# Pun Attribution with Inseq

[![Open In Colab](https://colab.research.google.com/assets/colab-badge.svg)](https://colab.research.google.com/github/Nix07/neural-mechanics-web/blob/main/labs/week7/pun_attribution_inseq.ipynb)

This notebook demonstrates **attribution methods** for understanding which input tokens contribute to a model's predictions, using the [inseq](https://inseq.org/) library. We'll apply these techniques to **puns** to discover which words make the model recognize (or generate) the punchline.

**Key Idea:** Attribution methods assign importance scores to input tokens, helping us understand *why* a model made a particular prediction. For puns, we want to know: which words in the setup make the model predict the pun word?

## Methods Covered
- **Integrated Gradients**: Path-based attribution that satisfies theoretical axioms
- **Input x Gradient**: Simple gradient-based attribution
- **Attention-based attribution**: Using attention weights as proxies for importance

## References
- [Inseq Documentation](https://inseq.org/)
- [Integrated Gradients paper](https://arxiv.org/abs/1703.01365) (Sundararajan et al., 2017)
- [Attention is not Explanation](https://arxiv.org/abs/1902.10186) (Jain & Wallace, 2019)
- [Attention is not not Explanation](https://arxiv.org/abs/1908.04626) (Wiegreffe & Pinter, 2019)

## Setup

Install inseq and dependencies:

In [None]:
!pip install -q inseq transformers torch

In [None]:
import inseq
import torch
import numpy as np
import matplotlib.pyplot as plt
from IPython.display import display, HTML

# Check available attribution methods
print("Available attribution methods:")
print(inseq.list_feature_attribution_methods())

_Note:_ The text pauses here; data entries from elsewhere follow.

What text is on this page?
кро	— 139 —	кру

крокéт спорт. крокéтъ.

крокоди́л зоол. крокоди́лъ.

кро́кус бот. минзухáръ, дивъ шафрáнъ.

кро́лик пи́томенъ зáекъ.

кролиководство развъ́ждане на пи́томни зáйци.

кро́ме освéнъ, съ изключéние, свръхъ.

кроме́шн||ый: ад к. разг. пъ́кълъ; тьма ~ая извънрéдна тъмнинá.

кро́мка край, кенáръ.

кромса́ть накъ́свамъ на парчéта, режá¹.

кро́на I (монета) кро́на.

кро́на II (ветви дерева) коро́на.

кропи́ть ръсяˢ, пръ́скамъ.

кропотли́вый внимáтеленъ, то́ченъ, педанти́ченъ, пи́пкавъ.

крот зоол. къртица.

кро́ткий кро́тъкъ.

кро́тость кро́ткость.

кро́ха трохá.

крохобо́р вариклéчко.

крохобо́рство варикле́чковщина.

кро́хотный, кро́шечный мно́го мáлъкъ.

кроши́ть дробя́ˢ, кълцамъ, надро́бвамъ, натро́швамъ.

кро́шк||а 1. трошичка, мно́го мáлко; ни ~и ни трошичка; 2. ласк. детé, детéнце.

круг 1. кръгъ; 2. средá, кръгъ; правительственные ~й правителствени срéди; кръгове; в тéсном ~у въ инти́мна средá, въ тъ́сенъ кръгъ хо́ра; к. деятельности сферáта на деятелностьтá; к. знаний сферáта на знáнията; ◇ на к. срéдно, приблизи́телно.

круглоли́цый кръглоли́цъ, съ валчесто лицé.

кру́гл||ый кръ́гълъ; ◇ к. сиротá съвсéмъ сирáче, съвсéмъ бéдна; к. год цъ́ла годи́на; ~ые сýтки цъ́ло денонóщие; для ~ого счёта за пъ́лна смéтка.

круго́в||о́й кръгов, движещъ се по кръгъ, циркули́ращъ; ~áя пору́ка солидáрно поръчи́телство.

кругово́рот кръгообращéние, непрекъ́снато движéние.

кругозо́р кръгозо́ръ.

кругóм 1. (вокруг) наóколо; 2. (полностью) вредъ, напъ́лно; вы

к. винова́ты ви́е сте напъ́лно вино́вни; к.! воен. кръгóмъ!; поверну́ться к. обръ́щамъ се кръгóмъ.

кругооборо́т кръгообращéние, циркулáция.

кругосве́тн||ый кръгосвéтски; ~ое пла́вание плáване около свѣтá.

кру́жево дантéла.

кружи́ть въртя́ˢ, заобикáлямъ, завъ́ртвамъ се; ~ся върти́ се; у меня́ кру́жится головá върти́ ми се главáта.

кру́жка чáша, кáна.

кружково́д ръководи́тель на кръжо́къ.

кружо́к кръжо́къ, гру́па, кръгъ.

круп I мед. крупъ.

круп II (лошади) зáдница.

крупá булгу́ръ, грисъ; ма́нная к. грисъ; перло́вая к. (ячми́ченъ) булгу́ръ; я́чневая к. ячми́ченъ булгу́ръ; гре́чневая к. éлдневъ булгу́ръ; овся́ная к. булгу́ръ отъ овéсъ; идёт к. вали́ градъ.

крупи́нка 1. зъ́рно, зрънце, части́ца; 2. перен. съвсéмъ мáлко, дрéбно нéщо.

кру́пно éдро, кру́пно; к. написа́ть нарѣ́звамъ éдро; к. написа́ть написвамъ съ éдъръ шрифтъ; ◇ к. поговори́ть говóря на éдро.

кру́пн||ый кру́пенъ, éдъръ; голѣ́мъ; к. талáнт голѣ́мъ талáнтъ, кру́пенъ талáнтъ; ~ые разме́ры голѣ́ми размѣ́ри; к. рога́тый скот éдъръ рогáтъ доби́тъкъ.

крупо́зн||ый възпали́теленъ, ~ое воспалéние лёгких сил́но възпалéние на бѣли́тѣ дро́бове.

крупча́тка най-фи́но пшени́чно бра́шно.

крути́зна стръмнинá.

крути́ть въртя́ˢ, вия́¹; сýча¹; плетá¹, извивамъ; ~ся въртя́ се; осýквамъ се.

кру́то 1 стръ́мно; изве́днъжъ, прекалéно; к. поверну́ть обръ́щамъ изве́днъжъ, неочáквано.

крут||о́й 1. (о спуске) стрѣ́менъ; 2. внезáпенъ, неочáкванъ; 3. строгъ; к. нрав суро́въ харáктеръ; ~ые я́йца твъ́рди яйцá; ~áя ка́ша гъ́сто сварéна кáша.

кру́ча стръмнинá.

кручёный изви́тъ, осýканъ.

## Part 1: Loading a Model with Inseq

Inseq wraps HuggingFace models to enable attribution. We'll use GPT-2 for this tutorial since it runs efficiently on CPU/Colab.

In [None]:
# Load GPT-2 with Integrated Gradients attribution
model = inseq.load_model("gpt2", "integrated_gradients")

print(f"Model: {model.model_name}")
print(f"Attribution method: {model.attribution_method}")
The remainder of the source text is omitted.